Archives de catégorie : Critiques

Les faucheurs sont des anges

Ce livre m’a été conseillé par des mais il y a fooooort longtemps, et je vient de le finir… oui non j’ai pas eut le temps avant je suis occupée figurez vous arrêtez donc de râler ou le vous lâche mon zombie de compagnie aux fesses. Écrit par Alden Bell, c’est encore une nouvelle postapocaliptico-zombiesque dont je vous parle aujourd’hui (oui oui pour changer, on fait dans l’original ici).

Cela raconte le voyage et les péripéties de Temple, une jeune survivante, vingt ans après l’apocalypse. A la fois gore et poétique, je ne peux que vous conseiller ce livre, qui à pourtant un certain défaut: on ne sait pas vraiment où il veut nous mener, autant dans le caractère des personnages que dans son idée générale. Certaines scènes sont poignantes, contrastant avec des description de traintrain des survivant, ce qui ne donne que plus de réalisme au livre; et c’est là son point fort: le réalisme (majoritairement. Certaines scènes n’arrivent tout de même qu’avec peine au niveau du probable).
Ici, il n’y à presque aucun des clichés que l’on à l’habitude de voir dans les livres de Zombies; aucun des personnage n’est totalement bon ni mauvais; aucun totalement fou ni saint d’esprit; il n’y a pas de vrai jugement moral ou de critique de la société, comme l’on peut en voir si souvent. Ce livre relate surtout une histoire humaine, relationnelle et personnelle d’une jeune fille livrée plus ou moins à elle même.

On regrettera toutefois une certaine homogénéité dans le récit, ou vu que nôtre héroïne se trouve trèèèèès souvent dans le brouillard, ben nous le sommes aussi.

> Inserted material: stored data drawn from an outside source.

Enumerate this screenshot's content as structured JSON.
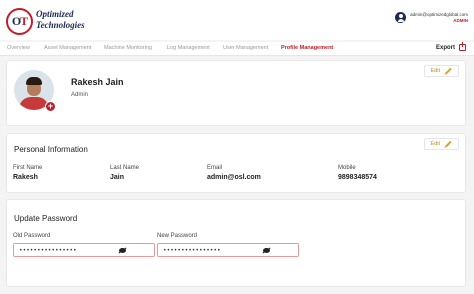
{
  "brand": {
    "logo_letters_1": "O",
    "logo_letters_2": "T",
    "line1": "Optimized",
    "line2": "Technologies"
  },
  "user": {
    "email": "admin@optimizedglobal.com",
    "role": "ADMIN"
  },
  "nav": {
    "tabs": [
      {
        "label": "Overview"
      },
      {
        "label": "Asset Management"
      },
      {
        "label": "Machine Monitoring"
      },
      {
        "label": "Log Management"
      },
      {
        "label": "User Management"
      },
      {
        "label": "Profile Management",
        "active": true
      }
    ],
    "export_label": "Export"
  },
  "profile": {
    "name": "Rakesh Jain",
    "role": "Admin",
    "edit_label": "Edit",
    "avatar_add": "+"
  },
  "personal": {
    "title": "Personal Information",
    "edit_label": "Edit",
    "fields": [
      {
        "label": "First Name",
        "value": "Rakesh"
      },
      {
        "label": "Last Name",
        "value": "Jain"
      },
      {
        "label": "Email",
        "value": "admin@osl.com"
      },
      {
        "label": "Mobile",
        "value": "9898348574"
      }
    ]
  },
  "password": {
    "title": "Update Password",
    "old_label": "Old Password",
    "old_value": "••••••••••••••••",
    "new_label": "New Password",
    "new_value": "••••••••••••••••"
  },
  "colors": {
    "accent": "#c01d2a",
    "brand_navy": "#1f2a55",
    "edit": "#c48a1a"
  }
}
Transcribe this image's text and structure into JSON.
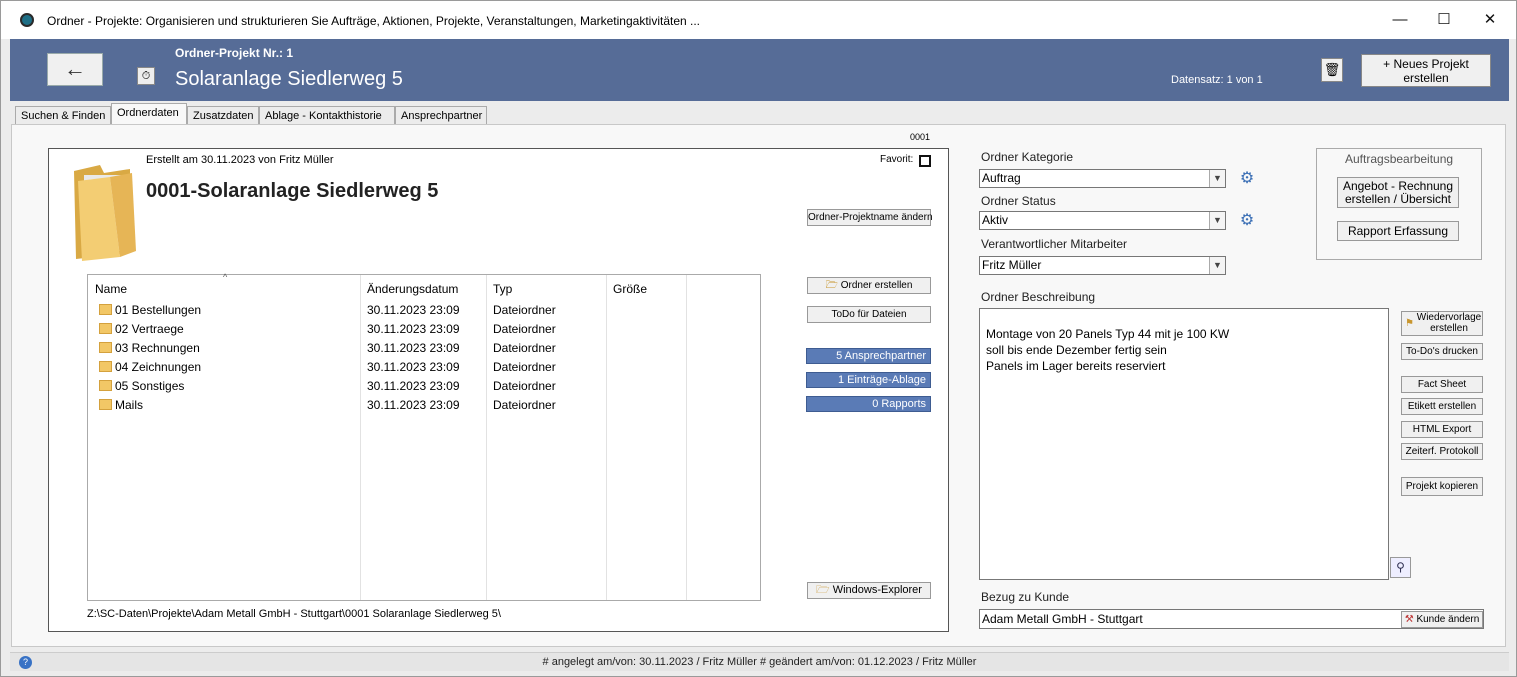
{
  "window": {
    "title": "Ordner - Projekte: Organisieren und strukturieren Sie Aufträge, Aktionen, Projekte, Veranstaltungen, Marketingaktivitäten ..."
  },
  "header": {
    "project_nr_label": "Ordner-Projekt Nr.: 1",
    "project_title": "Solaranlage Siedlerweg 5",
    "datensatz": "Datensatz: 1 von 1",
    "new_project_label_line1": "+ Neues Projekt",
    "new_project_label_line2": "erstellen"
  },
  "tabs": [
    "Suchen & Finden",
    "Ordnerdaten",
    "Zusatzdaten",
    "Ablage - Kontakthistorie",
    "Ansprechpartner"
  ],
  "panel": {
    "nr_small": "0001",
    "created": "Erstellt am 30.11.2023 von Fritz Müller",
    "folder_title": "0001-Solaranlage Siedlerweg 5",
    "favorit_label": "Favorit:",
    "rename_button": "Ordner-Projektname ändern",
    "create_folder_button": "Ordner erstellen",
    "todo_files_button": "ToDo für Dateien",
    "ansprechpartner_button": "5 Ansprechpartner",
    "eintraege_button": "1 Einträge-Ablage",
    "rapports_button": "0 Rapports",
    "explorer_button": "Windows-Explorer",
    "path": "Z:\\SC-Daten\\Projekte\\Adam Metall GmbH - Stuttgart\\0001 Solaranlage Siedlerweg 5\\"
  },
  "file_list": {
    "columns": [
      "Name",
      "Änderungsdatum",
      "Typ",
      "Größe"
    ],
    "rows": [
      {
        "name": "01 Bestellungen",
        "date": "30.11.2023 23:09",
        "type": "Dateiordner"
      },
      {
        "name": "02 Vertraege",
        "date": "30.11.2023 23:09",
        "type": "Dateiordner"
      },
      {
        "name": "03 Rechnungen",
        "date": "30.11.2023 23:09",
        "type": "Dateiordner"
      },
      {
        "name": "04 Zeichnungen",
        "date": "30.11.2023 23:09",
        "type": "Dateiordner"
      },
      {
        "name": "05 Sonstiges",
        "date": "30.11.2023 23:09",
        "type": "Dateiordner"
      },
      {
        "name": "Mails",
        "date": "30.11.2023 23:09",
        "type": "Dateiordner"
      }
    ]
  },
  "right": {
    "kategorie_label": "Ordner Kategorie",
    "kategorie_value": "Auftrag",
    "status_label": "Ordner Status",
    "status_value": "Aktiv",
    "mitarbeiter_label": "Verantwortlicher Mitarbeiter",
    "mitarbeiter_value": "Fritz Müller",
    "beschreibung_label": "Ordner Beschreibung",
    "beschreibung_lines": [
      "Montage von 20 Panels Typ 44 mit je 100 KW",
      "soll bis ende Dezember fertig sein",
      "Panels im Lager bereits reserviert"
    ],
    "kunde_label": "Bezug zu Kunde",
    "kunde_value": "Adam Metall GmbH - Stuttgart",
    "kunde_button": "Kunde ändern"
  },
  "auftragsbearbeitung": {
    "title": "Auftragsbearbeitung",
    "angebot_line1": "Angebot - Rechnung",
    "angebot_line2": "erstellen / Übersicht",
    "rapport": "Rapport Erfassung"
  },
  "side_buttons": {
    "wiedervorlage_line1": "Wiedervorlage",
    "wiedervorlage_line2": "erstellen",
    "todos_drucken": "To-Do's drucken",
    "fact_sheet": "Fact Sheet",
    "etikett": "Etikett erstellen",
    "html_export": "HTML Export",
    "zeiterf": "Zeiterf. Protokoll",
    "kopieren": "Projekt kopieren"
  },
  "status_bar": "# angelegt am/von: 30.11.2023 / Fritz Müller # geändert am/von: 01.12.2023 / Fritz Müller",
  "icons": [
    "app-icon",
    "minimize-icon",
    "maximize-icon",
    "close-icon",
    "back-arrow-icon",
    "timer-icon",
    "trash-icon",
    "folder-icon",
    "gear-icon",
    "zoom-icon",
    "help-icon"
  ]
}
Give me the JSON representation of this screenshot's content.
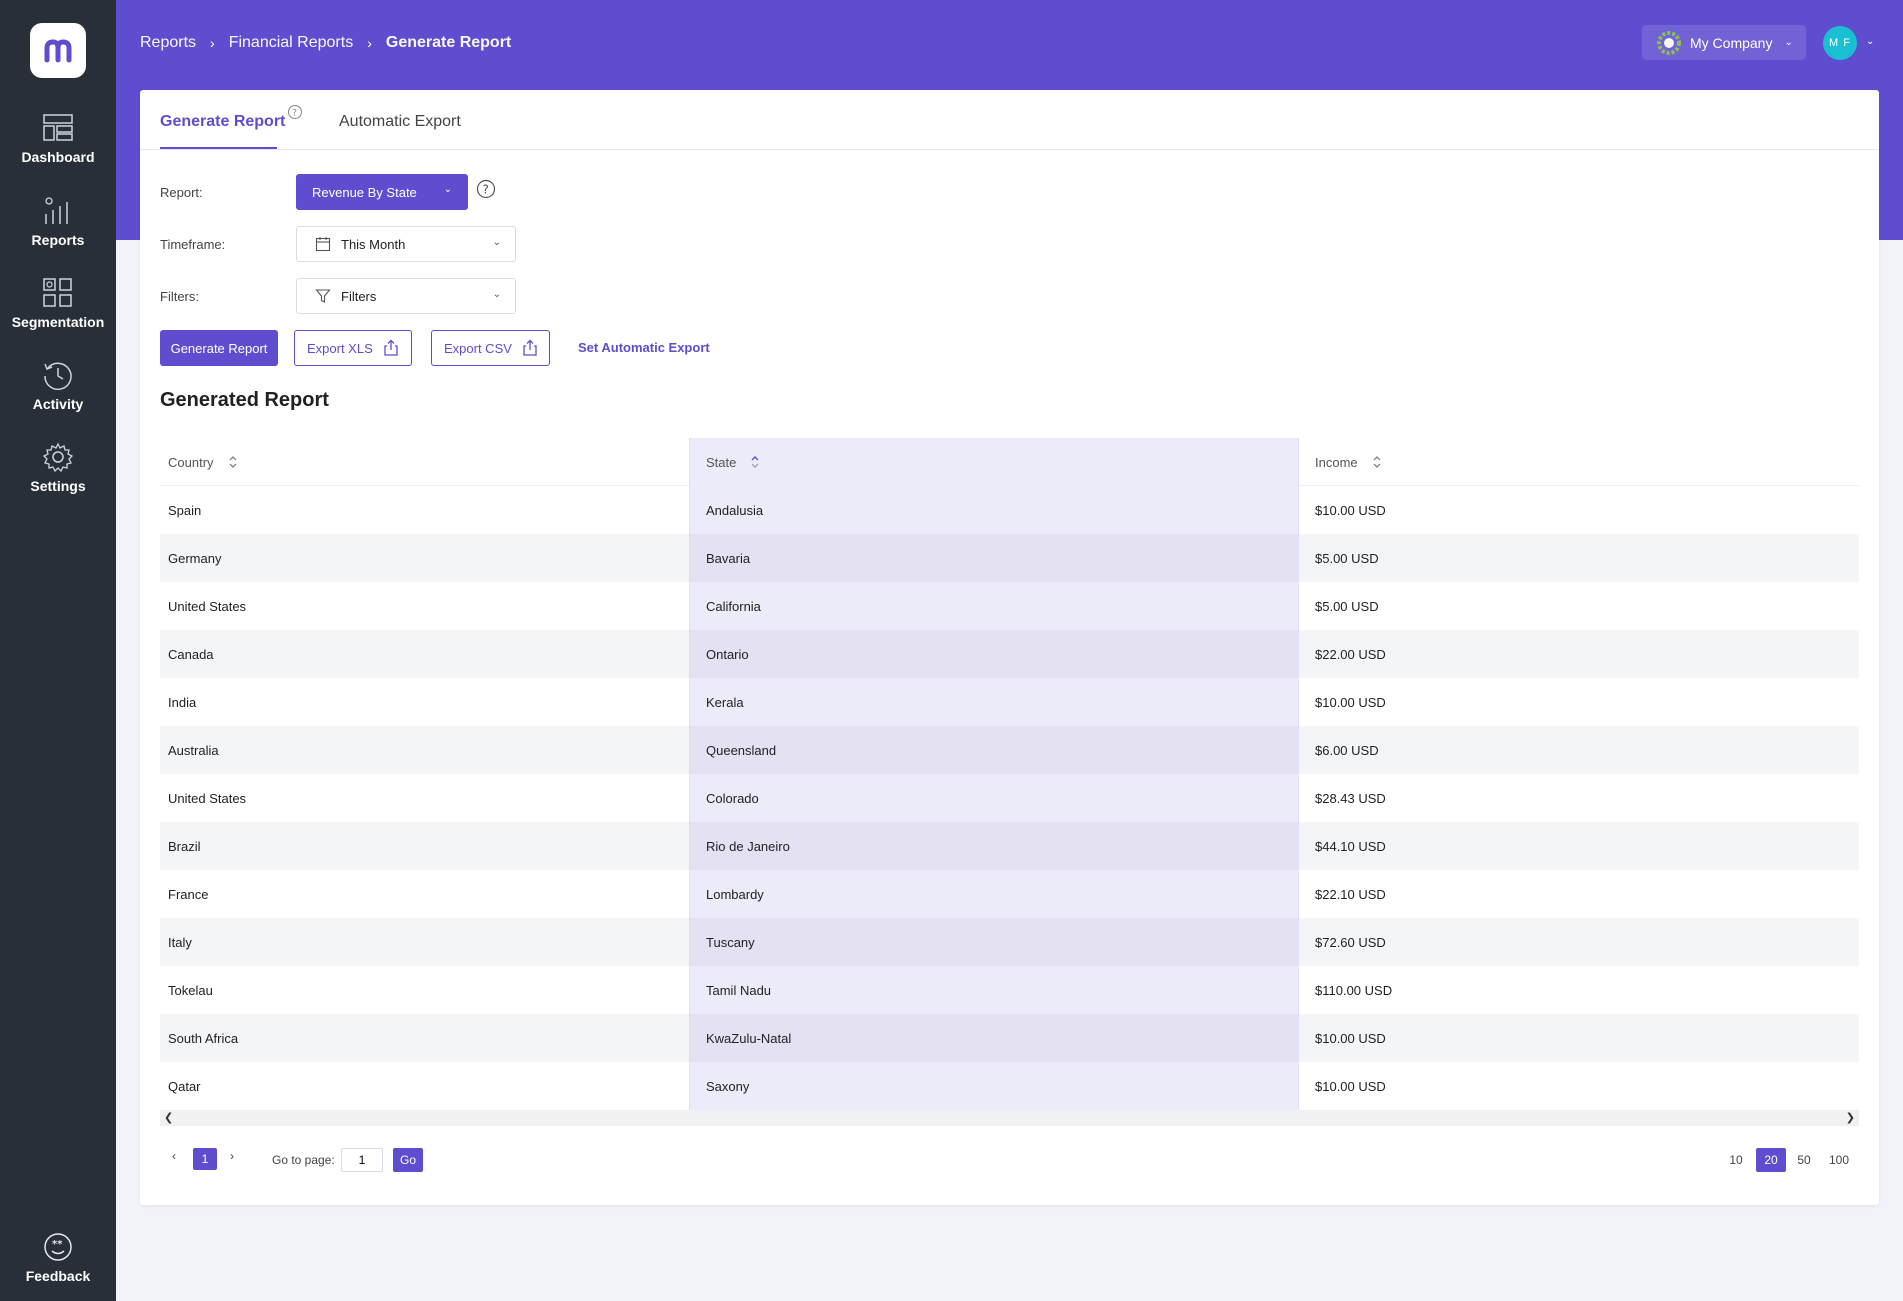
{
  "sidebar": {
    "items": [
      {
        "label": "Dashboard"
      },
      {
        "label": "Reports"
      },
      {
        "label": "Segmentation"
      },
      {
        "label": "Activity"
      },
      {
        "label": "Settings"
      }
    ],
    "feedback": "Feedback"
  },
  "header": {
    "breadcrumbs": [
      "Reports",
      "Financial Reports",
      "Generate Report"
    ],
    "company": "My Company",
    "avatar_initials": "M F"
  },
  "tabs": [
    "Generate Report",
    "Automatic Export"
  ],
  "form": {
    "report_label": "Report:",
    "report_value": "Revenue By State",
    "timeframe_label": "Timeframe:",
    "timeframe_value": "This Month",
    "filters_label": "Filters:",
    "filters_value": "Filters"
  },
  "actions": {
    "generate": "Generate Report",
    "export_xls": "Export XLS",
    "export_csv": "Export CSV",
    "set_auto_export": "Set Automatic Export"
  },
  "section_title": "Generated Report",
  "table": {
    "columns": [
      "Country",
      "State",
      "Income"
    ],
    "rows": [
      [
        "Spain",
        "Andalusia",
        "$10.00 USD"
      ],
      [
        "Germany",
        "Bavaria",
        "$5.00 USD"
      ],
      [
        "United States",
        "California",
        "$5.00 USD"
      ],
      [
        "Canada",
        "Ontario",
        "$22.00 USD"
      ],
      [
        "India",
        "Kerala",
        "$10.00 USD"
      ],
      [
        "Australia",
        "Queensland",
        "$6.00 USD"
      ],
      [
        "United States",
        "Colorado",
        "$28.43 USD"
      ],
      [
        "Brazil",
        "Rio de Janeiro",
        "$44.10 USD"
      ],
      [
        "France",
        "Lombardy",
        "$22.10 USD"
      ],
      [
        "Italy",
        "Tuscany",
        "$72.60 USD"
      ],
      [
        "Tokelau",
        "Tamil Nadu",
        "$110.00 USD"
      ],
      [
        "South Africa",
        "KwaZulu-Natal",
        "$10.00 USD"
      ],
      [
        "Qatar",
        "Saxony",
        "$10.00 USD"
      ]
    ]
  },
  "pagination": {
    "current_page": "1",
    "goto_label": "Go to page:",
    "goto_value": "1",
    "go_label": "Go",
    "page_sizes": [
      "10",
      "20",
      "50",
      "100"
    ],
    "active_size": "20"
  },
  "colors": {
    "accent": "#5e4ecf",
    "sidebar": "#292f38",
    "avatar": "#18c0d2"
  }
}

En définitive, « Les Faucheurs Sont Des Anges » est un livre original et complet, qui traite sous un nouvel angle le thème de l’apocalypse Zombie.


Note: 14/20

Feed

Ça faisait très longtemps que j’avais envie de lire ce livre de Mira Grant, mais j’attendais qu’il sorte en poche, et je n’ai pas été déçue, loin de là (en vrai je suis toujours déçus que la communauté des Dindons zombie radioactifs ne soit pas représentée. C’est une honte. Lucius et moi nous indignons et proclamons que nous allons saisir la justice à ce sujet.)

L’histoire se déroule plus ou moins 20 ans après ce qui ressemble énormément à World War Z : les humains ont réhabilité la plupart des territoires, mais le danger zombie reste omniprésent, et certains pays ont dus être abandonnés. Les mesures anti-contaminations sont drastiques et les gens ne sortent presque plus de chez eux car les animaux peuvent également se transformer .Et malgré tout aucune notion de Dindons. De la discrimination je vous dit! .

Dans ce contexte tendu, où différents groupes politiques s’affrontent dans une lutte sans merci pour le pouvoir (pas du tout comme dans la réalité non non voyons soyez raisonnables)  un groupe de blogueurs sont choisis pour suivre la campagne présidentielle d’un des candidats. Évidemment, il y a anguille sous roche, et je n’en dis pas plus sous peine de spoiler sauvagement l’intrigue.

Ce livre ne parle pas vraiment de zombies : ils sont un arrière plan qui explique les différentes tensions politiques et sociales ; il traite plutôt de ce qui fait « l’intégrité journalistique et politique », et de jusqu’où l’on est prêt à aller au nom de le vérité absolue. Car c’est pour cela que les deux héros, les blogueurs Georgia et Shaun Mason se battent avant tout. Et Lucius se dit prêt à reprendre le flambeau, non de non.

Je dirais que l’histoire peut paraître un peu fade et a début du roman, mais la tension va monter peu à peu, et les derniers chapitres (notamment la fin du 26 ème chapitre de la 4eme partie – le livre est assez long tout de même, …

ET IL N’Y A AUCUN FICHU DIDON DE QUI SE MOQUE-T-ON JE VOUS LE DEMANDE NAN MAIS C’EST QUOI CETTE HISTOIRE?

Pardon. Donc, je disais,…

sont vraiment déchirants, dans tout les sens du terme, héhéhé.

En bref un livre plein d’adrénaline, de rebondissements, mais aussi d’analyses et d’émotions, tout ce que l’on peut attendre d’un bon livre de zombies pas trop bourrin (je dis ça mais certains passages sont quand même bien sanglants, pour mon plus grand plaisir).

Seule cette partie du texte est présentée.